C’est bien gentil tout ça, mais jouer des cartes n’a jamais permis de conquérir le monde (et ce n’est pas Minus et Cortex qui me contrediront). À la fin de chaque manche, on passe à la phase de collecte : c’est le moment de faire le plein de carottes d’or ! Pour connaître le montant du pactole, ce n’est pas très compliqué (c’est à la portée de n’importe quel lapereau de six semaines!) : pour chacun de ses fiefs, il suffit de multiplier le nombre de tours par le nombre de ressources différentes à l’intérieur de celui-ci. Précisons qu’un fief est un ensemble de territoires (contenant un de nos lapins) connectés orthogonalement (attention aux coulées de lave dans les montagnes qui sont des frontières coupant potentiellement vos fiefs).

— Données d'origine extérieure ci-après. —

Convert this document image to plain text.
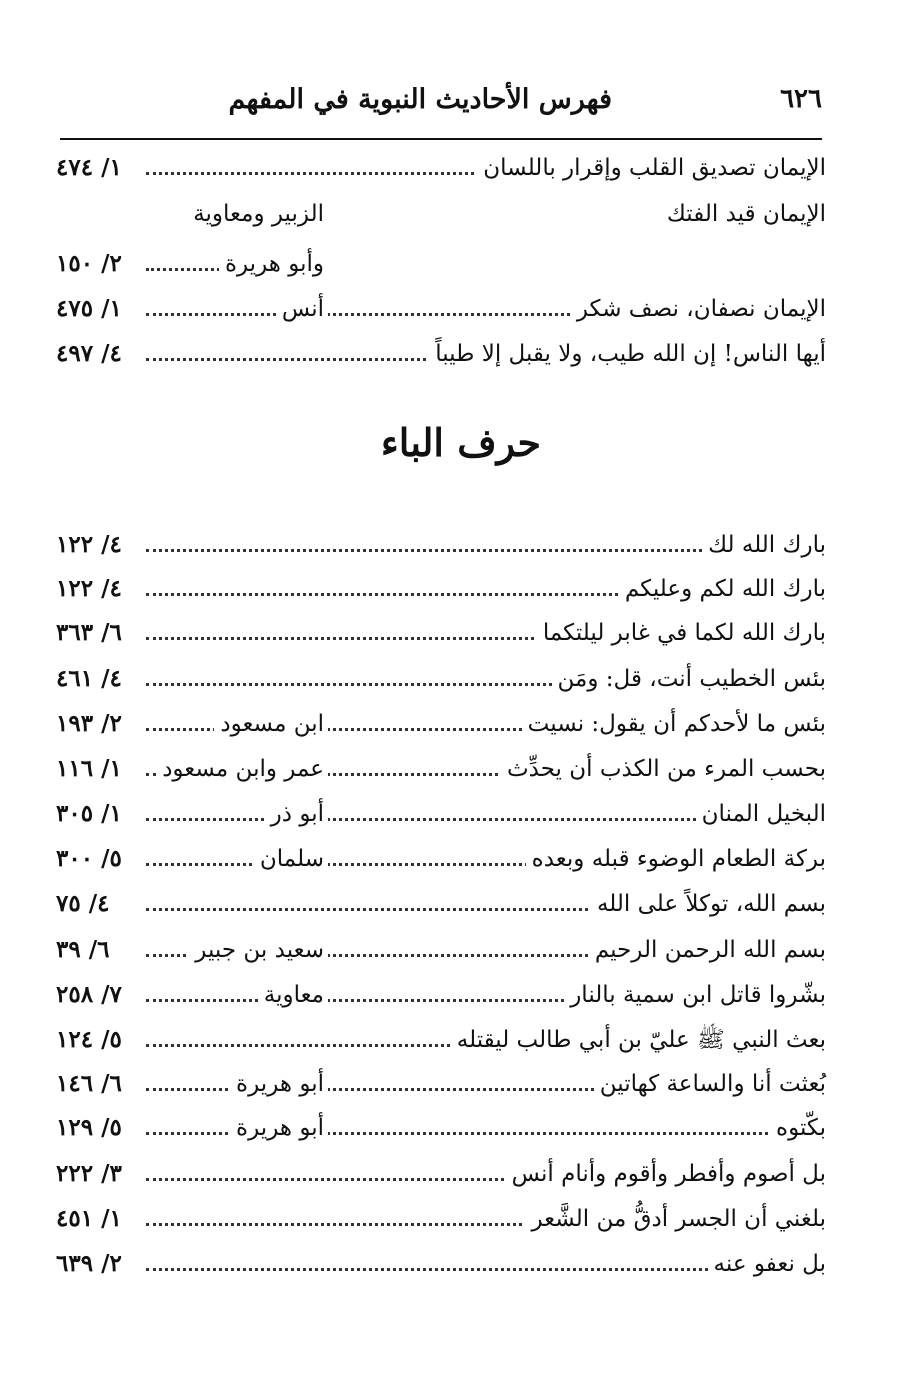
٦٢٦
فهرس الأحاديث النبوية في المفهم
الإيمان تصديق القلب وإقرار باللسان
١/ ٤٧٤
الإيمان قيد الفتك
الزبير ومعاوية
وأبو هريرة
٢/ ١٥٠
الإيمان نصفان، نصف شكر
أنس
١/ ٤٧٥
أيها الناس! إن الله طيب، ولا يقبل إلا طيباً
٤/ ٤٩٧
حرف الباء
بارك الله لك
٤/ ١٢٢
بارك الله لكم وعليكم
٤/ ١٢٢
بارك الله لكما في غابر ليلتكما
٦/ ٣٦٣
بئس الخطيب أنت، قل: ومَن
٤/ ٤٦١
بئس ما لأحدكم أن يقول: نسيت
ابن مسعود
٢/ ١٩٣
بحسب المرء من الكذب أن يحدِّث
عمر وابن مسعود
١/ ١١٦
البخيل المنان
أبو ذر
١/ ٣٠٥
بركة الطعام الوضوء قبله وبعده
سلمان
٥/ ٣٠٠
بسم الله، توكلاً على الله
٤/ ٧٥
بسم الله الرحمن الرحيم
سعيد بن جبير
٦/ ٣٩
بشّروا قاتل ابن سمية بالنار
معاوية
٧/ ٢٥٨
بعث النبي ﷺ عليّ بن أبي طالب ليقتله
٥/ ١٢٤
بُعثت أنا والساعة كهاتين
أبو هريرة
٦/ ١٤٦
بكّتوه
أبو هريرة
٥/ ١٢٩
بل أصوم وأفطر وأقوم وأنام أنس
٣/ ٢٢٢
بلغني أن الجسر أدقُّ من الشَّعر
١/ ٤٥١
بل نعفو عنه
٢/ ٦٣٩
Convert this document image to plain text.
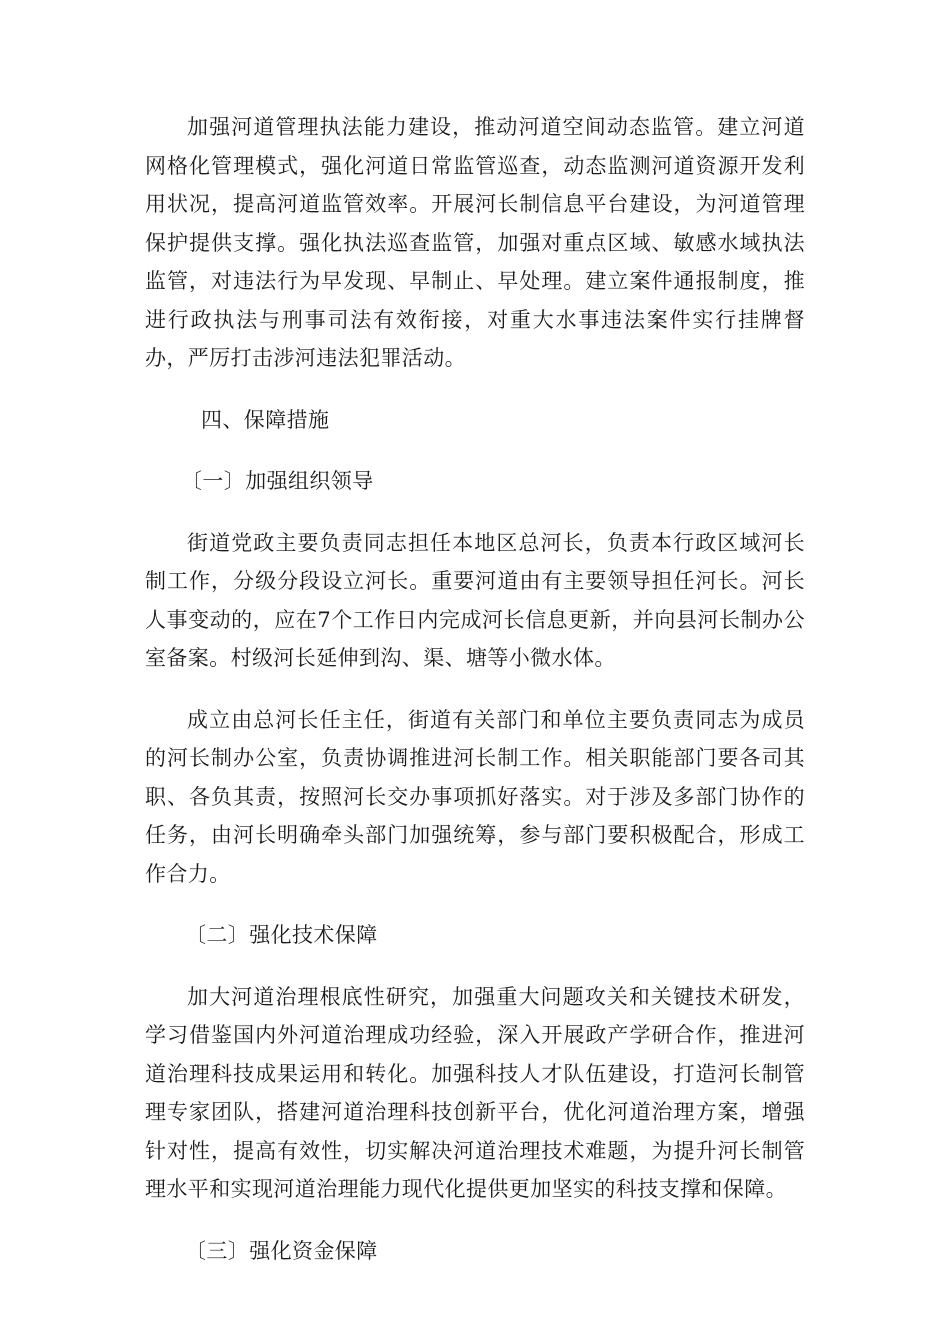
加强河道管理执法能力建设，推动河道空间动态监管。建立河道网格化管理模式，强化河道日常监管巡查，动态监测河道资源开发利用状况，提高河道监管效率。开展河长制信息平台建设，为河道管理保护提供支撑。强化执法巡查监管，加强对重点区域、敏感水域执法监管，对违法行为早发现、早制止、早处理。建立案件通报制度，推进行政执法与刑事司法有效衔接，对重大水事违法案件实行挂牌督办，严厉打击涉河违法犯罪活动。

四、保障措施

〔一〕加强组织领导

街道党政主要负责同志担任本地区总河长，负责本行政区域河长制工作，分级分段设立河长。重要河道由有主要领导担任河长。河长人事变动的，应在7个工作日内完成河长信息更新，并向县河长制办公室备案。村级河长延伸到沟、渠、塘等小微水体。

成立由总河长任主任，街道有关部门和单位主要负责同志为成员的河长制办公室，负责协调推进河长制工作。相关职能部门要各司其职、各负其责，按照河长交办事项抓好落实。对于涉及多部门协作的任务，由河长明确牵头部门加强统筹，参与部门要积极配合，形成工作合力。

〔二〕强化技术保障

加大河道治理根底性研究，加强重大问题攻关和关键技术研发，学习借鉴国内外河道治理成功经验，深入开展政产学研合作，推进河道治理科技成果运用和转化。加强科技人才队伍建设，打造河长制管理专家团队，搭建河道治理科技创新平台，优化河道治理方案，增强针对性，提高有效性，切实解决河道治理技术难题，为提升河长制管理水平和实现河道治理能力现代化提供更加坚实的科技支撑和保障。

〔三〕强化资金保障
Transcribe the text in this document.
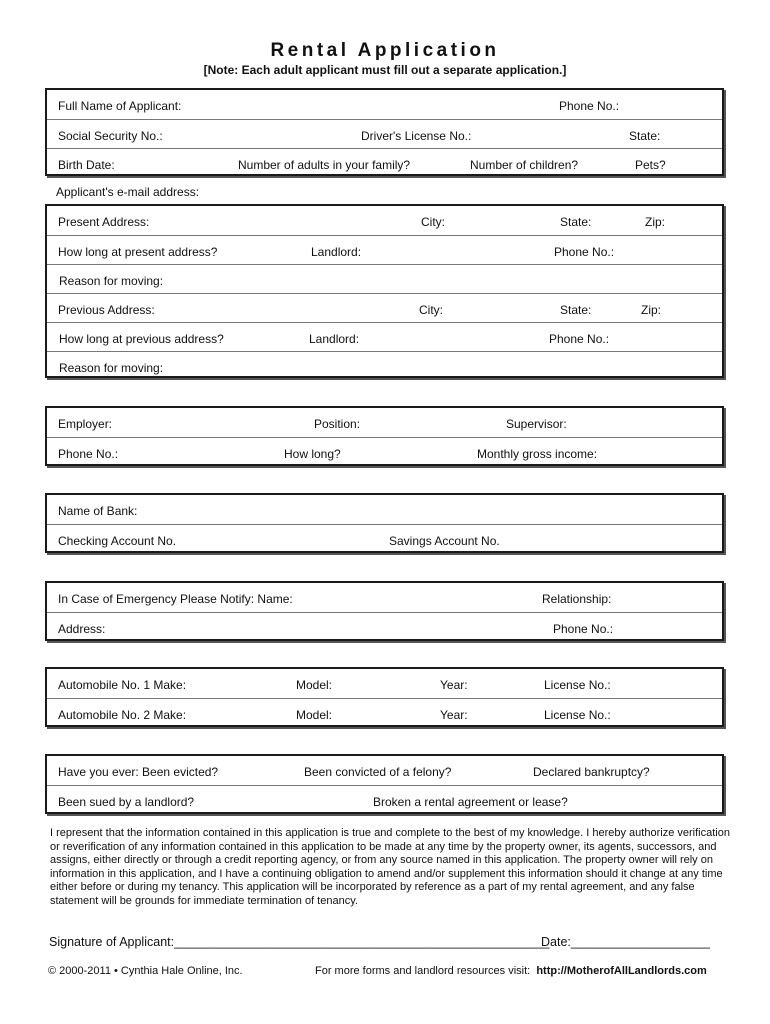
Rental Application
[Note: Each adult applicant must fill out a separate application.]
Full Name of Applicant:	Phone No.:
Social Security No.:	Driver's License No.:	State:
Birth Date:	Number of adults in your family?	Number of children?	Pets?
Applicant's e-mail address:
Present Address:	City:	State:	Zip:
How long at present address?	Landlord:	Phone No.:
Reason for moving:
Previous Address:	City:	State:	Zip:
How long at previous address?	Landlord:	Phone No.:
Reason for moving:
Employer:	Position:	Supervisor:
Phone No.:	How long?	Monthly gross income:
Name of Bank:
Checking Account No.	Savings Account No.
In Case of Emergency Please Notify: Name:	Relationship:
Address:	Phone No.:
Automobile No. 1 Make:	Model:	Year:	License No.:
Automobile No. 2 Make:	Model:	Year:	License No.:
Have you ever: Been evicted?	Been convicted of a felony?	Declared bankruptcy?
Been sued by a landlord?	Broken a rental agreement or lease?
I represent that the information contained in this application is true and complete to the best of my knowledge. I hereby authorize verification or reverification of any information contained in this application to be made at any time by the property owner, its agents, successors, and assigns, either directly or through a credit reporting agency, or from any source named in this application. The property owner will rely on information in this application, and I have a continuing obligation to amend and/or supplement this information should it change at any time either before or during my tenancy. This application will be incorporated by reference as a part of my rental agreement, and any false statement will be grounds for immediate termination of tenancy.
Signature of Applicant:______________________________________________________
Date:____________________
© 2000-2011 • Cynthia Hale Online, Inc.	For more forms and landlord resources visit: http://MotherofAllLandlords.com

On recommencera ensuite : phase de draft (appelée ici phase d’exploration), phase de construction (pendant laquelle on utilisera nos cartes… construction), et phase de récolte, pendant chacune des quatre manches de la partie.
Enfin, on révélera les cartes parchemins récupérées et on gagnera des carottes d’or supplémentaires pour les missions réussies et pour les trésors. Le gagnant sera le Seigneur ayant collecté le plus de carottes d’or.
Un titre à jeter à la trempette ?
Que donne ce Bunny Kingdom et quelles sont mes premières impressions sur cette partie de découverte ? Eh bien, je dois l’avouer, j’ai été un peu déçu lors de cette première conquête. J’ai enchaîné quelques parties supplémentaires à 3 et 4 joueurs, et cette impression initiale peu flatteuse heureusement ne durât pas.
Le titre est déconcertant, car malgré son habillage graphique plutôt enfantin, il s’agit en fait d’un jeu de placement et d’optimisation extrêmement calculatoire qui laisse peu de marge aux mauvais choix (même si un tirage peu favorable est toujours possible). Du coup, si vous êtes à la recherche d’un jeu purement familial, passez votre chemin (même si la boîte est attrayante), vous éviterez une réelle déconvenue.
On peut facilement se retrouver complètement largué au score en laissant échapper un adversaire qui profitera d’une position tranquille et isolée pour faire ses points. Surveillez les autres ! Et oui, malgré une interaction indirecte qui semble de prime abord faiblarde, il faudra en permanence épier ce que tout le monde joue autour de la table. Récupérer une carte importante afin d’en priver un concurrent est parfois indispensable (j’ai pu lire que le contre-draft était inutile, et je trouve qu’il s’agit d’un raisonnement qui ne peut que vous conduire à la défaite).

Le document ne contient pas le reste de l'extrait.